Setting and getting the return value of a task in a task graph¶
When a task’s definition is a StoredProcedureCall
object, the handler of the stored procedure (or function) can explicitly set the
return value of the task by using a TaskContext
object.
For more information, see SYSTEM$SET_RETURN_VALUE.
Code in the following example defines a task handler function that creates a TaskContext
object named context
from the
current session. Then it uses the TaskContext.set_return_value
method to explicitly set the return value to a specified string:
from snowflake.core.task.context import TaskContext
from snowflake.snowpark import Session
def task_handler(session: Session) -> None:
context = TaskContext(session)
# this return value can be retrieved by successor Tasks.

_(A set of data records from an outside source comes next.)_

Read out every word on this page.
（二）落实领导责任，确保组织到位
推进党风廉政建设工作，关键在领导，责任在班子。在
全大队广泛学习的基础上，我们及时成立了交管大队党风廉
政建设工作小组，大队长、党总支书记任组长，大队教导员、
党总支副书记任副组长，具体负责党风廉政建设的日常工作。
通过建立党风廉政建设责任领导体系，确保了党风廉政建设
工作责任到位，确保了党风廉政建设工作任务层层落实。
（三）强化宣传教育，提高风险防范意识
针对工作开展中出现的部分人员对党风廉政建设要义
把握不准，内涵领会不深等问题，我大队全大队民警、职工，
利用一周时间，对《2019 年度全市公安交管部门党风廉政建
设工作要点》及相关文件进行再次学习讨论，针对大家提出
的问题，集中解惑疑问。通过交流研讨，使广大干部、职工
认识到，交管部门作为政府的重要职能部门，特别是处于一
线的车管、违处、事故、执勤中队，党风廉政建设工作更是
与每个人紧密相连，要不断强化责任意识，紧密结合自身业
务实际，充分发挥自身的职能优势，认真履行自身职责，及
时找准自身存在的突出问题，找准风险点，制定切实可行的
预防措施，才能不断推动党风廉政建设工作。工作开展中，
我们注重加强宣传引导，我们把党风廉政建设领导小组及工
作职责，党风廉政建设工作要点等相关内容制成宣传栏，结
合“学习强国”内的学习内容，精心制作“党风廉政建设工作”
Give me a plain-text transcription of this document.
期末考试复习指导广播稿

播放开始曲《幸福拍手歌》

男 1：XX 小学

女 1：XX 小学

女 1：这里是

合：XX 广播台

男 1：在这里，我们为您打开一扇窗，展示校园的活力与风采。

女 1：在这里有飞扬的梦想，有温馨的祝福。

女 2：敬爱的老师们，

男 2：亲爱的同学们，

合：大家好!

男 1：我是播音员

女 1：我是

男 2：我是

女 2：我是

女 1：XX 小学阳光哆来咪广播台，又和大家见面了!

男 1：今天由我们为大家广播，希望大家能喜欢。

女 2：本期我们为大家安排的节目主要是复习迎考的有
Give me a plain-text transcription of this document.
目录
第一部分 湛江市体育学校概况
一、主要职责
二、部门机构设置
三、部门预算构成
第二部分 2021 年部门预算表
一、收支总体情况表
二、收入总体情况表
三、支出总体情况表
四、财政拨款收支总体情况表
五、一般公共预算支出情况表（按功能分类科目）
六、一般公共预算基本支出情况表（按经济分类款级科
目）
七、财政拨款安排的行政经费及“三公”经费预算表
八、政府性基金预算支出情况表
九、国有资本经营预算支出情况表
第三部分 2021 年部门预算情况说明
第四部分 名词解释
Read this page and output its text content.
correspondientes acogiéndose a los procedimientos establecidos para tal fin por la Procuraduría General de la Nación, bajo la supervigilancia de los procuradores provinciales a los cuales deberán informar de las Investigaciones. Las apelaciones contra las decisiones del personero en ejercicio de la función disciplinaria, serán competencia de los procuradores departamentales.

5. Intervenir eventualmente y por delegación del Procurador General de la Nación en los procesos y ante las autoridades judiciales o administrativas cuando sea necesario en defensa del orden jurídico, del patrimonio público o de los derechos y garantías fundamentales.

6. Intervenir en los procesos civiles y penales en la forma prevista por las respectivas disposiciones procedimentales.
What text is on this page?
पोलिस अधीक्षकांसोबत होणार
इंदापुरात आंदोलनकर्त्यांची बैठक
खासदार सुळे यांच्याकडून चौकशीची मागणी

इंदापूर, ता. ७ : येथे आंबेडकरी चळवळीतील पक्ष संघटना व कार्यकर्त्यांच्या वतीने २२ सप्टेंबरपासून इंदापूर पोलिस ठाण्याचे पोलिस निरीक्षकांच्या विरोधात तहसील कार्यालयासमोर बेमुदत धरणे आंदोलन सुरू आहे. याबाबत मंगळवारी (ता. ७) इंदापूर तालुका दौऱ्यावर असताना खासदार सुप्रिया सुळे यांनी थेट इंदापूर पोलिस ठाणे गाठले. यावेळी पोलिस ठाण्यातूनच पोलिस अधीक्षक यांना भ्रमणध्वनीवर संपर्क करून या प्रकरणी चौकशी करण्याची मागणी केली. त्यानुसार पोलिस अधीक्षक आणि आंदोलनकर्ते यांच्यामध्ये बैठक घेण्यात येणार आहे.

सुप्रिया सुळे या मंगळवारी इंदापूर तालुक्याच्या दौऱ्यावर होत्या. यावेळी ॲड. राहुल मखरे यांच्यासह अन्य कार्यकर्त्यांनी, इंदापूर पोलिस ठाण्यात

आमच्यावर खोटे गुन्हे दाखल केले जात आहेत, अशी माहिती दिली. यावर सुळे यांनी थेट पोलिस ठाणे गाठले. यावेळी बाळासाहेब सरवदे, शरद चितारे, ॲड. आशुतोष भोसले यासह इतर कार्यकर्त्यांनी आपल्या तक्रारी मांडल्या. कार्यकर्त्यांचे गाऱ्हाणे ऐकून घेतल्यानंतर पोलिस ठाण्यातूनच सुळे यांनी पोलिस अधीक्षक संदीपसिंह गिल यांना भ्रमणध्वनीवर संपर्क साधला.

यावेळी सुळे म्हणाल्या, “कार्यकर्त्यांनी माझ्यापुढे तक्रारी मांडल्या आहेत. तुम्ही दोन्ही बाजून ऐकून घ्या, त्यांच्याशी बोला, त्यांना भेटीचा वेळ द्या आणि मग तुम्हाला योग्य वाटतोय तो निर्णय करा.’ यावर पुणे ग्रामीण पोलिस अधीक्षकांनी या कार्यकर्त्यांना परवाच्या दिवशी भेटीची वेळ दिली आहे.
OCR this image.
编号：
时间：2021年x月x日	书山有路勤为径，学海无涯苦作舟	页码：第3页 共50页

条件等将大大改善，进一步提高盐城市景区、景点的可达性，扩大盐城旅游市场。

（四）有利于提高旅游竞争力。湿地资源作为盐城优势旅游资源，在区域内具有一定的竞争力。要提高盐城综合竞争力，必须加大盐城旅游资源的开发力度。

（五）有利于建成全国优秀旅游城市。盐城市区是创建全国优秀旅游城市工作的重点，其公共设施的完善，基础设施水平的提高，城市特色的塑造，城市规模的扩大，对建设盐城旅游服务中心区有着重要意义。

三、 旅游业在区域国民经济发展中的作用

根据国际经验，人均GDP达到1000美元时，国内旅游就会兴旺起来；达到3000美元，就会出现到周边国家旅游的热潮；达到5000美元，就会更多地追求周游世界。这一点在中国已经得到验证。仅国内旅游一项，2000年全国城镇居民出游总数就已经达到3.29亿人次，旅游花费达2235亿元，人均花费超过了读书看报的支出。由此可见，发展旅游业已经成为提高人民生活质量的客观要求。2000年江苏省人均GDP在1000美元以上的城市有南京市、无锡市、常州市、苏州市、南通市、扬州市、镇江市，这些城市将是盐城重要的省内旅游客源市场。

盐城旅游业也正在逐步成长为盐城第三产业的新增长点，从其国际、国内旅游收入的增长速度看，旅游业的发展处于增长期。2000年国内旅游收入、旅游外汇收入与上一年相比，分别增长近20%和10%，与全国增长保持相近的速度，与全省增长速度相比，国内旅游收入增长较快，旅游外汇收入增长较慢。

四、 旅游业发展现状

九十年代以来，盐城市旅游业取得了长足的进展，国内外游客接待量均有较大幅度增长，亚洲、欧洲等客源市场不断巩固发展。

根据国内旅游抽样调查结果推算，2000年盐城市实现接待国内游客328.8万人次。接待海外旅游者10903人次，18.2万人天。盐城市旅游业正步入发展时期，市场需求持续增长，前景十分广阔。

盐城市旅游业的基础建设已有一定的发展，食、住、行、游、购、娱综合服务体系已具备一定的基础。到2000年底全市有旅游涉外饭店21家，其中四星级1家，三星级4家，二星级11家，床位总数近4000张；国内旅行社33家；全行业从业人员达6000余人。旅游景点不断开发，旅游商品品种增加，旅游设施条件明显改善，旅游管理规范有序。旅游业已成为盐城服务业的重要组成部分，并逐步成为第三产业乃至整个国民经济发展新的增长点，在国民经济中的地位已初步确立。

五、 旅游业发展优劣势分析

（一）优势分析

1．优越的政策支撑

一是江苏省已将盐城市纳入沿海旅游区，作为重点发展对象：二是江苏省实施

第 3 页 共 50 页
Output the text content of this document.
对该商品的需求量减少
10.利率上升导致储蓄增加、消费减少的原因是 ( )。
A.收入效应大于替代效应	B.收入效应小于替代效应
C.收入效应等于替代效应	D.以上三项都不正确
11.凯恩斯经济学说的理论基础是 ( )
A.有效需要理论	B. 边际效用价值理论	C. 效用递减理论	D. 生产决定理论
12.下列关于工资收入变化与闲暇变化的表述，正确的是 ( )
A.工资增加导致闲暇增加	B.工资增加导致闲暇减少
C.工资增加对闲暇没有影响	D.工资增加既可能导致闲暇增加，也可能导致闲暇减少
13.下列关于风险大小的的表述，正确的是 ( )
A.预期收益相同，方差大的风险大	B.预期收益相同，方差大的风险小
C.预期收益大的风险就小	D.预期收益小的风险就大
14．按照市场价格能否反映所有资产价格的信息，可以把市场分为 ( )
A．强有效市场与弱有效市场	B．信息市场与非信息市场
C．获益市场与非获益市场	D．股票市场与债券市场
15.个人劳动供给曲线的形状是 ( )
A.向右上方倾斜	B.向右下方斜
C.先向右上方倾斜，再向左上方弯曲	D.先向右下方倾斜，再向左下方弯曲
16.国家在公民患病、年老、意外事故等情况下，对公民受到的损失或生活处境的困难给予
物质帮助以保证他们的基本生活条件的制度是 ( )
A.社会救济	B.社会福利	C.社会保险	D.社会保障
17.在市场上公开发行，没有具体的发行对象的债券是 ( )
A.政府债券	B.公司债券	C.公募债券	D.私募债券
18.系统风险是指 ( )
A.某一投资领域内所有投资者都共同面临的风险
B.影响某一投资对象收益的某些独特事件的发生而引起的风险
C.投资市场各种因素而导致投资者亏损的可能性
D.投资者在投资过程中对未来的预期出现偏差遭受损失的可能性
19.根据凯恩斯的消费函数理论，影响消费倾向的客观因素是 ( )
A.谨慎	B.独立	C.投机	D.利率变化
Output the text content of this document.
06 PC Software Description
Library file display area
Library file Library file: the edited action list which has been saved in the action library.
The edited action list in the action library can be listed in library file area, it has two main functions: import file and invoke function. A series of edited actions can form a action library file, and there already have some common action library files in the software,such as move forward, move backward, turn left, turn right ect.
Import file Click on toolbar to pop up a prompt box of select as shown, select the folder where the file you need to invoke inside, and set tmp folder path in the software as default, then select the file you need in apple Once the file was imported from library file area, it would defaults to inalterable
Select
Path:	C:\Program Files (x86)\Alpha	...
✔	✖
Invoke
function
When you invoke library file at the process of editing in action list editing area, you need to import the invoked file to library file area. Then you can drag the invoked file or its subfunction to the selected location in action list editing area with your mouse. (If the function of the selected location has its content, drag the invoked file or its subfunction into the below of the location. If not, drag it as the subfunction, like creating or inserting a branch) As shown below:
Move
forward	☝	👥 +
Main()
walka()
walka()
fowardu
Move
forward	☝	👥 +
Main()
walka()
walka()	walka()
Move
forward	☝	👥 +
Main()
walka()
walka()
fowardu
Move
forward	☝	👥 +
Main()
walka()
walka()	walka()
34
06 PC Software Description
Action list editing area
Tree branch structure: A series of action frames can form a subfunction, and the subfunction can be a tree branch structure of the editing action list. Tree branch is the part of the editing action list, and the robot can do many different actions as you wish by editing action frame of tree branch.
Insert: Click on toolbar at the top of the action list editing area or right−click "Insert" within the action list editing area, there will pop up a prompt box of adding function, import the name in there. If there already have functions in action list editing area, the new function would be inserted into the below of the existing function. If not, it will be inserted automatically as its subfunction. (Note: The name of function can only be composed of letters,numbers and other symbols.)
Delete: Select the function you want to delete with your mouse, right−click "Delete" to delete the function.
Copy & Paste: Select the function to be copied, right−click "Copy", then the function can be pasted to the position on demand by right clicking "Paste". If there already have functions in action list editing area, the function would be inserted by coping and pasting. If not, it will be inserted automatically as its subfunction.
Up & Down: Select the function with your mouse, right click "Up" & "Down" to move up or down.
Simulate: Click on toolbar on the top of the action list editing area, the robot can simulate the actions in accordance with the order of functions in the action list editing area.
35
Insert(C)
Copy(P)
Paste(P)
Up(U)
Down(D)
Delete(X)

context.set_return_value("predecessor_return_value")
In a task graph, an immediate successor task that identifies the previous task as its predecessor can then retrieve the return value explicitly set by the predecessor task.
For more information, see SYSTEM$GET_PREDECESSOR_RETURN_VALUE.
Code in the following example defines a task handler function that uses the TaskContext.get_predecessor_return_value
method to get
the return value of the predecessor task named pred_task_name
:
from snowflake.core.task.context import TaskContext
from snowflake.snowpark import Session
def task_handler(session: Session) -> None:
context = TaskContext(session)
pred_return_value = context.get_predecessor_return_value("pred_task_name")